Des extraits d’écrivains cités par Littré pour illustrer le sens figuré (« trouble, égarement, obscurcissement de la raison »), on peut inférer diverses causes d’aveuglement : « l’idolâtrie » (selon Bossuet), « une confiance insensée » (Bossuet), « l’amour » (Corneille), « l’ivresse » (Fénelon). Ce qui change dans la langue moderne, ce n’est pas le sens figuré, toujours le même (égarement, obscurcissement de la raison), mais les causes du phénomène et surtout les formes qu’il prend. Dans le Trésor de la langue française comme dans la neuvième édition du Dictionnaire de la langue française, ce qui définit l’aveuglement, c’est quelque chose de nouveau, non pas l’altération du jugement ou la perte de discernement, mais la privation de « sens critique » : « Au figuré, fait de priver quelqu’un de discernement de sens critique ; état d’une personne privée de discernement, de sens critique (notamment sous l’empire de la passion) » (Trésor de la langue française) et « Obscurcissement de la raison et du sens critique pouvant aller jusqu’à l’absence totale de jugement » (Dictionnaire de l’Académie française, édition en cours de publication). Ah, ce fameux sens critique, comme il fleure bon le progressisme bien pensant des profs d’histoire géo et autres intellos de masse ! C’est justement l’invocation incessante du sens critique (variante : « de l’esprit critique », lequel ne serait jamais aveugle par définition) qui a nourri, et qui continue à le faire, le pire des aveuglements collectifs de l’histoire de l’humanité, celui qui ne voit pas que les Lumières, pâles, blafardes et aux trois-quarts éteintes, n’éclairent plus personne et qu’elles ont fini par aveugler ceux qui s’y sont brûlé les yeux en les regardant trop fixement.

 


Commentaires

Messieurs Nietzsche et Arouet ont une fois de plus raison: le dyonisiaque est bouffé par l'apollinien et les clercs ont fait main basse sur le langage.

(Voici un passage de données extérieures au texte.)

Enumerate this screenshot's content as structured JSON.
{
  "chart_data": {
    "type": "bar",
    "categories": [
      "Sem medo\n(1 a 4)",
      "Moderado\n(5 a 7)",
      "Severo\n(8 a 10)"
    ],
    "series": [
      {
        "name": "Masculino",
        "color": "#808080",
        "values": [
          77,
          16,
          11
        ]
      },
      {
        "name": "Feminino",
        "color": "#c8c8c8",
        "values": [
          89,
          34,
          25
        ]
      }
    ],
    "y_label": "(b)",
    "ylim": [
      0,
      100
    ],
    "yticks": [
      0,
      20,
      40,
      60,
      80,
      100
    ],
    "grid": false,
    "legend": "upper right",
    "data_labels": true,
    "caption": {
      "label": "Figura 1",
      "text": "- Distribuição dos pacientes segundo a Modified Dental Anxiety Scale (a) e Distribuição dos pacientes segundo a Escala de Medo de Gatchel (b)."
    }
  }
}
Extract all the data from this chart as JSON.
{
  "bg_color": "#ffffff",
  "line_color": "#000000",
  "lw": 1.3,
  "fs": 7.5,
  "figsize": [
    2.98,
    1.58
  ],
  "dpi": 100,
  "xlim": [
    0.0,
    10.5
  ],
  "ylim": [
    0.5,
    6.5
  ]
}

Si je puis me permettre un avis, il serait plus civil de remplacer "aveuglement" par "déficience visuelle" ("pathologie ophtalmique" pour ceux qui ont passé leurs vacances dans un Club en Grèce), car "non-voyance" pourrait amener une nouvelle ambiguïté peu compatible avec le souci de rationnalité de notre siècle.